Donald Windham (July 2, 1920 – May 31, 2010) was an American novelist and memoirist. He is perhaps best known for his close friendships with Truman Capote and Tennessee Williams. Born in Atlanta, Georgia, Windham moved with his then-boyfriend Fred Melton, an artist, to New York City in 1939. In 1942 Windham collaborated with Williams on the play, You Touched Me!, which is based on a D. H. Lawrence short story with the same title. Windham received a Guggenheim Fellowship in 1960.

Windham became estranged from Williams after Williams published his book Memoirs (1975). Windham later published a volume of their correspondence, which Williams claimed was done without his permission. Windham remained a friend of Capote until Capote's death.
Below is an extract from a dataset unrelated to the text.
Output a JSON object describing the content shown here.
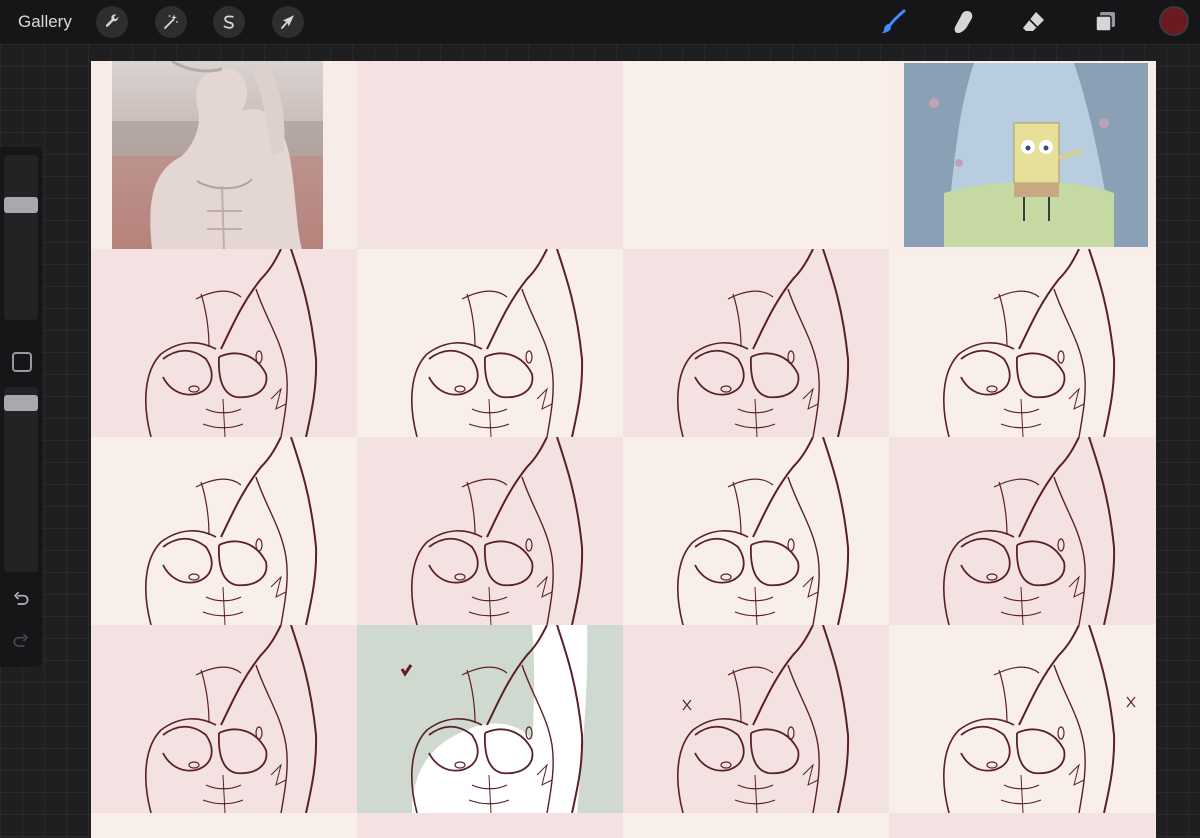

Windham also met and befriended such diverse figures as Lincoln Kirstein, Pavel Tchelitchew, Paul Cadmus, Gore Vidal, Christopher Isherwood and Montgomery Clift, who became a lover of Windham's during the 1940s.
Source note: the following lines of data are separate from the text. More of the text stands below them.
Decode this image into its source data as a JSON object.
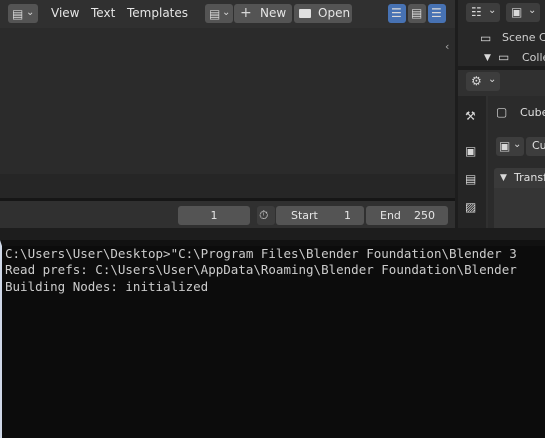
{
  "text_editor": {
    "menu": [
      "View",
      "Text",
      "Templates"
    ],
    "new_label": "New",
    "open_label": "Open"
  },
  "timeline": {
    "current_frame": "1",
    "start_label": "Start",
    "start_value": "1",
    "end_label": "End",
    "end_value": "250"
  },
  "outliner": {
    "scene_collection": "Scene Co",
    "collection": "Colle"
  },
  "properties": {
    "object_name": "Cube",
    "mesh_name": "Cu",
    "panel_transform": "Transf"
  },
  "console": {
    "lines": [
      "C:\\Users\\User\\Desktop>\"C:\\Program Files\\Blender Foundation\\Blender 3",
      "Read prefs: C:\\Users\\User\\AppData\\Roaming\\Blender Foundation\\Blender",
      "Building Nodes: initialized"
    ]
  }
}
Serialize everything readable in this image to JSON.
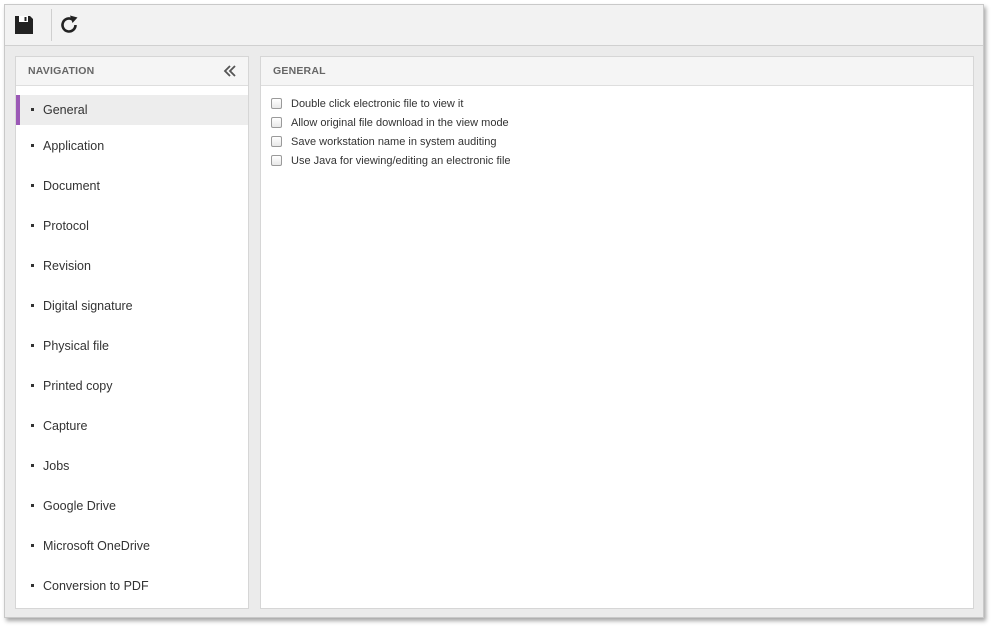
{
  "toolbar": {
    "save_icon": "floppy-disk-icon",
    "refresh_icon": "refresh-icon"
  },
  "navigation": {
    "title": "NAVIGATION",
    "collapse_icon": "double-chevron-left-icon",
    "active_color": "#9b59b6",
    "items": [
      {
        "label": "General"
      },
      {
        "label": "Application"
      },
      {
        "label": "Document"
      },
      {
        "label": "Protocol"
      },
      {
        "label": "Revision"
      },
      {
        "label": "Digital signature"
      },
      {
        "label": "Physical file"
      },
      {
        "label": "Printed copy"
      },
      {
        "label": "Capture"
      },
      {
        "label": "Jobs"
      },
      {
        "label": "Google Drive"
      },
      {
        "label": "Microsoft OneDrive"
      },
      {
        "label": "Conversion to PDF"
      }
    ]
  },
  "general": {
    "title": "GENERAL",
    "options": [
      {
        "label": "Double click electronic file to view it",
        "checked": false
      },
      {
        "label": "Allow original file download in the view mode",
        "checked": false
      },
      {
        "label": "Save workstation name in system auditing",
        "checked": false
      },
      {
        "label": "Use Java for viewing/editing an electronic file",
        "checked": false
      }
    ]
  }
}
In 1943, Windham met Sandy Campbell, an undergraduate student at Princeton University. In 1943 they began a relationship that would last until Campbell's death in 1988. Campbell frequently helped Windham publish books through the Stamperia Valdonega in Verona, Italy. Partially because Windham was influenced by his own life, homosexuality is one of many themes treated in his work.

Windham's novels include The Dog Star (1950), which was praised by André Gide and Thomas Mann, The Hero Continues (1960), which is likely based on Williams, Two People (1965) which is about a love affair between a New York stockbroker whose wife has left him and a 17-year-old Italian boy in Rome, and Tanaquil (1972), which is based on the life of George Platt Lynes. In the 1960s, Windham published a series of recollections about his childhood in the New Yorker. These were collected in the autobiography Emblems of Conduct, published in 1964. The book was warmly received. Lost Friendships, a memoir of his friendship with Capote and Williams, was published in 1987. It is regarded by some as his best book.

In June 2011 it was announced that Yale University would administer the Donald Windham-Sandy M. Campbell Literature Prizes.